I was around twelve years old and I had a sweaty wad of one dollar bills I had earned babysitting my dear nieces and nephews. I had been saving for months to get a brand spankin' new ten speed bike.
I went to Coast-to-Coast on Main Street and there she was.....bright yellow, with curled down racing handle bars. $98 slapped down on the worn wooden counter and she was mine. Everything about that bike was skinny, from the handle grips all the way to the tires. And the seat, oh man that seat was skinny and so very hard! Who was the sadistic a-hole that designed that bike seat and is he still laughing today when he thinks about the pain that he inflicted on young girls in the mid to late 1970's?

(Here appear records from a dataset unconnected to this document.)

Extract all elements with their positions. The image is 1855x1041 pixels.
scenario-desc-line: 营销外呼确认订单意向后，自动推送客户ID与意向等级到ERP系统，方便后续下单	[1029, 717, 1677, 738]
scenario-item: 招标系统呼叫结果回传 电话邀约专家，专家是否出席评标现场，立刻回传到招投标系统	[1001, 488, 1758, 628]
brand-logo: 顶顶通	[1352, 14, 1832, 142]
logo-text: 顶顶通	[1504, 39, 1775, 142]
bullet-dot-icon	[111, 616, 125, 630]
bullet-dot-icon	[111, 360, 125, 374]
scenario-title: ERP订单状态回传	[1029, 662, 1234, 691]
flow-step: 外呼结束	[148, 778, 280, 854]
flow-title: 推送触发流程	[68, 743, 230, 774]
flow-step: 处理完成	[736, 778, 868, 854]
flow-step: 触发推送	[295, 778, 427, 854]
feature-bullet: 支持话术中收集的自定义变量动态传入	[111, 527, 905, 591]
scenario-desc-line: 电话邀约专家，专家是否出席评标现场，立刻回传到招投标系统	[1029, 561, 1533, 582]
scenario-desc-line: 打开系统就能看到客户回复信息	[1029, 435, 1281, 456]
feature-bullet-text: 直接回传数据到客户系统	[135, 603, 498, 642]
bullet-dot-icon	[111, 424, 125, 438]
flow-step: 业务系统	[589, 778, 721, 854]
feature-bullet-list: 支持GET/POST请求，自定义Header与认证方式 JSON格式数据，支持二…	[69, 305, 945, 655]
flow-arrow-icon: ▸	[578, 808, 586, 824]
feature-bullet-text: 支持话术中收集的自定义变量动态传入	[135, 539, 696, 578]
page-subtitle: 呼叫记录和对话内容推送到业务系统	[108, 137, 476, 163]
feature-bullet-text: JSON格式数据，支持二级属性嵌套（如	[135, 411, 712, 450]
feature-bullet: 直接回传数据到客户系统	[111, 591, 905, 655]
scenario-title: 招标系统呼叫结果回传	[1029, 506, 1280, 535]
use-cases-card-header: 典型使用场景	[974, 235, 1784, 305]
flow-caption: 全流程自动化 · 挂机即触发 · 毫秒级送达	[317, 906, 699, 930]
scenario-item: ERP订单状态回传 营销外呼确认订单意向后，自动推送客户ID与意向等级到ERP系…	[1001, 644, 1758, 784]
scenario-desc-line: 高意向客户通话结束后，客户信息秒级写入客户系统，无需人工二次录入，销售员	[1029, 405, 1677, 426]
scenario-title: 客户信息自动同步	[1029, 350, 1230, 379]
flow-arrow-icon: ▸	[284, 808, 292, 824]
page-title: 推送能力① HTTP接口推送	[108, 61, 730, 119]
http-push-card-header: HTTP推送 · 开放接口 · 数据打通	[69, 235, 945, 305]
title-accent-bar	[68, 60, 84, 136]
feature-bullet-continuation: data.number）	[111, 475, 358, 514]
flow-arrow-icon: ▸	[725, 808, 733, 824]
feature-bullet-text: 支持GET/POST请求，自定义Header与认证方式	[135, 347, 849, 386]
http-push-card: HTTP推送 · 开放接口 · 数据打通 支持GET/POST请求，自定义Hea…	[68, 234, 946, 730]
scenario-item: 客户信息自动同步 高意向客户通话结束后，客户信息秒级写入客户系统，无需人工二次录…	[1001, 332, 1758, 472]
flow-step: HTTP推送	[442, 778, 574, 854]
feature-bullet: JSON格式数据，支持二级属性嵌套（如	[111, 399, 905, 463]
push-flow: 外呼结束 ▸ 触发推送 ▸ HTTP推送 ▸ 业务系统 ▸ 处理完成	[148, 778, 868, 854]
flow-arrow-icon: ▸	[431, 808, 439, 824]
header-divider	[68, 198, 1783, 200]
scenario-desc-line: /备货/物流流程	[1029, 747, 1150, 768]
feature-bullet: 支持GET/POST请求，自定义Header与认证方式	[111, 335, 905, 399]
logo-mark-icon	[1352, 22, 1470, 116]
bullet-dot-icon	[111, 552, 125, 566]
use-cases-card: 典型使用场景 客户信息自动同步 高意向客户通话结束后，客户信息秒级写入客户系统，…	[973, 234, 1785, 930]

Unfortunately, that bike seat was only the beginning of the pain in store for my twelve year old self. It was a hot summer day, I spent the afternoon at the swimming pool, before joyfully speeding off to my sisters house across town. I was feeling the wind in my face, the ruffles on my one piece were flying behind me when my skinny front tire abruptly slammed down into the grate of a storm drain. I flew through the air, I may even have done a flip, that part is a little hazy. I remember that after sitting up to examine my bloody, gravel encrusted knees and palms, I surreptitiously glanced around to see if any one had witnessed my fall. To my everlasting horror, I saw the picture window in the house to my right was filled with laughing teenage boys vying for the best view of the freak show sitting in the gutter outside their house!
Those boys witnessing and enjoying my misery scarred much deeper than the fall itself. I quickly got up and rode carefully to my sisters and showered the gravel and road grime off my bruised body. Then I broke into my sisters liquor cabinet and drowned my pain in Jack Danial's Tennessee Sipping Whiskey. Thus started the downward spiral that is my life today.
True story, all but the whiskey and the downward spiral bit. I threw that in for dramatic effect. I don't think any of my sisters ever actually owned a liquor cabinet.
I do wish my twelve year old self had flipped those Maassen boys off! One of those boys is now over 50 years old and drives my kids school bus. I think I'll flip him the bird when he drops the boys off after school today! Just kidding....I think.
Have any of you embarrassed yourself in front of others? Care to share? Do you dare to share?
Home Sweet Home! by The Pioneer Woman
4 years ago
9 comments:
Oh my, my sister had a summer sausage sandwich when we were kids but forgot to take the red outer wrapping off the sausage. She found out the body doesn't break these down. For some reason she told me this fact, not sure why, and I promised never to tell. I still have not told anyone and don't plan to.
Thanks for the story. Here I was feeling so depressed and sorry for myself but then I read your story and broke out into gales of laughter. I feel so much better...
rkk, laughter? You are laughing? I bare the scars on my psyche and you laugh gales? You are supposed to share your scars not inflict more on me! Just kidding, I laugh in the face of my pain and humiliation.
much younger brother, rkk told me that secret of hers too. No big deal.
I have had my share demoralizing moments. I don't want to go into details so I will just give some one word hints....sandpaper...fire...balls...bacon. Yes, I am still traumatized.
Welcome Jake,
Thanks for sharing, I can't connect bacon to sandpaper. Need another word.
Grease
superglue
Hit Speed 10 and a bump = a little poor girl matching her bike's name. What a sad story.
Your brothers are mean! Didnt I here that in your past time you would tie people up in rope and hang them up side down or something?
Ugh.. I totally wiped out on one of those razor scooters when I tried to turn while going really fast downhill. And I was like 17, and with some of my friends. It was embarrassing. And painful.